Cela a débuté avec le départ, fin décembre dernier, de Chen Quanguo, l’homme à poigne qui a dirigé la région pendant plus de six ans. Son impitoyable campagne d’internement de plus d’un million de Ouïghours – soit 10% de la population – dans des centaines de camps de « rééducation » lui a valu d’être sanctionné par l’administration américaine. Pourtant, du point de vue de Pékin, Chen Quanguo quitte la région autonome du Xinjiang le devoir accompli. Comme le répètent les autorités, le Xinjiang n’a pas connu un seul attentat depuis 2017, alors qu’ils étaient récurrents les années précédentes. Si le leader de 66 ans n’a pas encore été affecté à un nouveau poste, il continue d’assister aux réunions du Politburo et pourrait bien hériter d’une position au sein du gouvernement central.

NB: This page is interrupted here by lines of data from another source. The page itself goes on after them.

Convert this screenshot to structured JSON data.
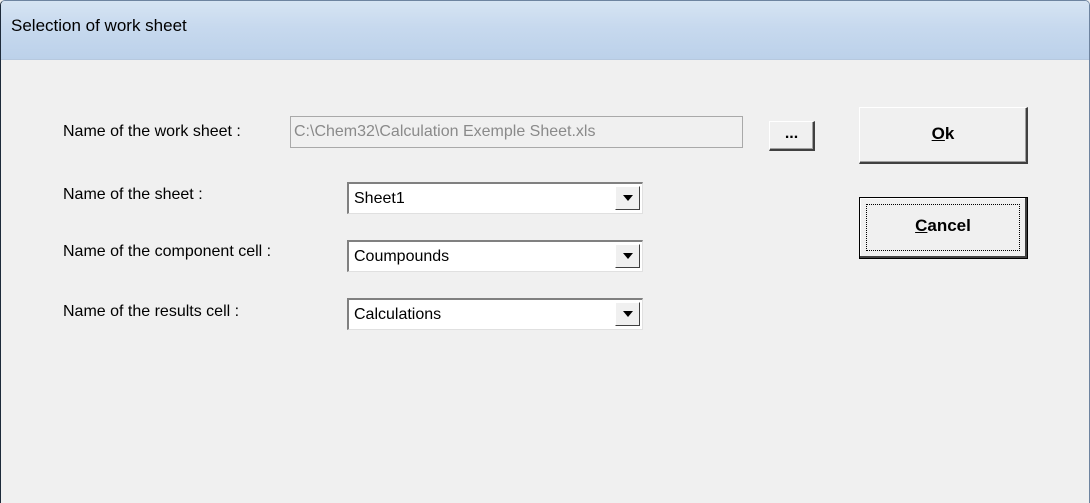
{
  "window": {
    "title": "Selection of work sheet"
  },
  "form": {
    "work_sheet_label": "Name of the work sheet :",
    "work_sheet_path": "C:\\Chem32\\Calculation Exemple Sheet.xls",
    "browse_label": "...",
    "sheet_label": "Name of the sheet :",
    "sheet_value": "Sheet1",
    "component_cell_label": "Name of the component cell :",
    "component_cell_value": "Coumpounds",
    "results_cell_label": "Name of the results cell :",
    "results_cell_value": "Calculations"
  },
  "buttons": {
    "ok_accel": "O",
    "ok_rest": "k",
    "cancel_accel": "C",
    "cancel_rest": "ancel"
  },
  "icons": {
    "combo_arrow": "chevron-down-icon"
  }
}
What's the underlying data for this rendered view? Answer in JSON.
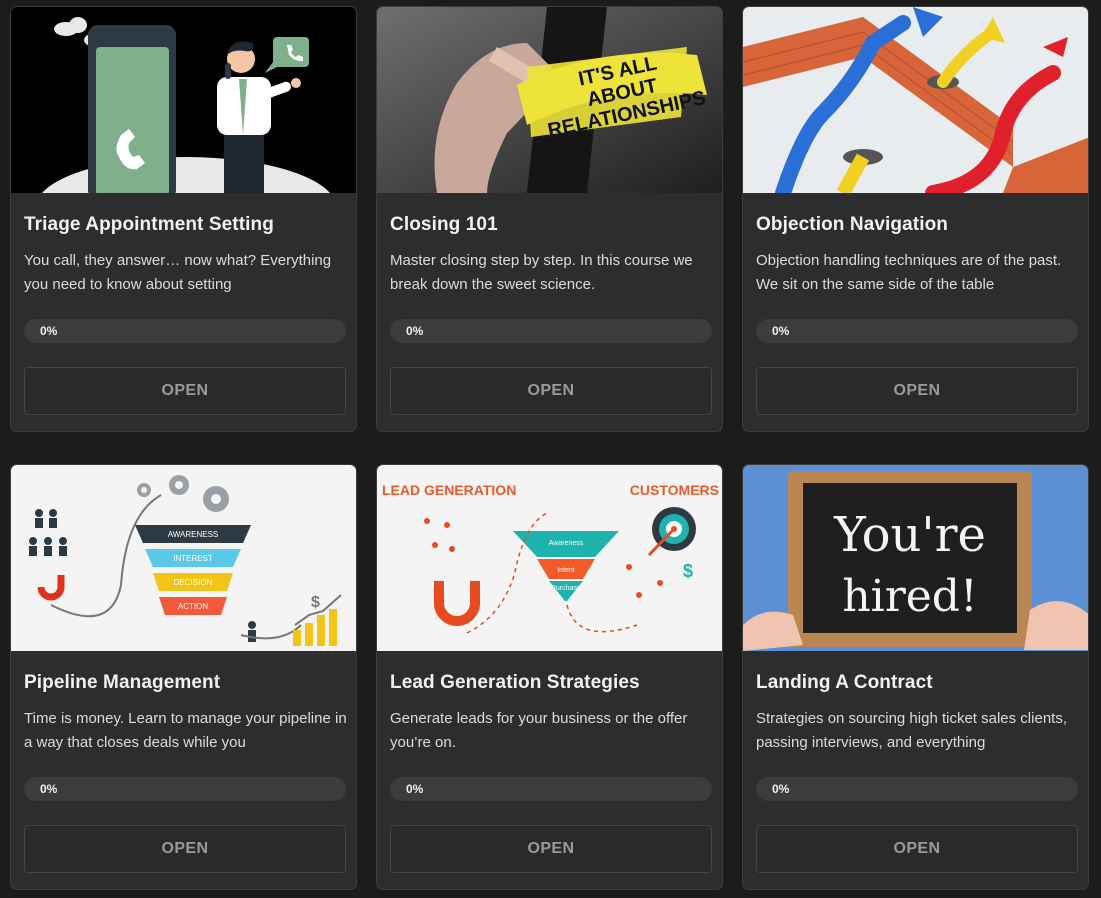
{
  "courses": [
    {
      "title": "Triage Appointment Setting",
      "description": "You call, they answer… now what? Everything you need to know about setting",
      "progress_label": "0%",
      "progress": 0,
      "button_label": "OPEN"
    },
    {
      "title": "Closing 101",
      "description": "Master closing step by step. In this course we break down the sweet science.",
      "progress_label": "0%",
      "progress": 0,
      "button_label": "OPEN",
      "image_text": [
        "IT'S ALL",
        "ABOUT",
        "RELATIONSHIPS"
      ]
    },
    {
      "title": "Objection Navigation",
      "description": "Objection handling techniques are of the past. We sit on the same side of the table",
      "progress_label": "0%",
      "progress": 0,
      "button_label": "OPEN"
    },
    {
      "title": "Pipeline Management",
      "description": "Time is money. Learn to manage your pipeline in a way that closes deals while you",
      "progress_label": "0%",
      "progress": 0,
      "button_label": "OPEN",
      "image_text": [
        "AWARENESS",
        "INTEREST",
        "DECISION",
        "ACTION"
      ]
    },
    {
      "title": "Lead Generation Strategies",
      "description": "Generate leads for your business or the offer you’re on.",
      "progress_label": "0%",
      "progress": 0,
      "button_label": "OPEN",
      "image_text": [
        "LEAD GENERATION",
        "CUSTOMERS",
        "Awareness",
        "Intent",
        "Purchase"
      ]
    },
    {
      "title": "Landing A Contract",
      "description": "Strategies on sourcing high ticket sales clients, passing interviews, and everything",
      "progress_label": "0%",
      "progress": 0,
      "button_label": "OPEN",
      "image_text": [
        "You're",
        "hired!"
      ]
    }
  ],
  "colors": {
    "page_bg": "#1c1c1c",
    "card_bg": "#2d2d2d",
    "progress_track": "#3c3c3c",
    "button_text": "#9a9a9a"
  }
}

Pour le remplacer en tant que secrétaire du Parti du « territoire autonome », c’est Ma Xingrui qui a été choisi, quoiqu’il n’ait aucune expérience dans les « affaires ethniques ». Ancien chef du programme spatial chinois, Ma Xingrui a longuement travaillé au contact des communautés d’affaires étrangères en tant que n°2 de la province du Guangdong et est familier avec les problématiques liées au travail forcé.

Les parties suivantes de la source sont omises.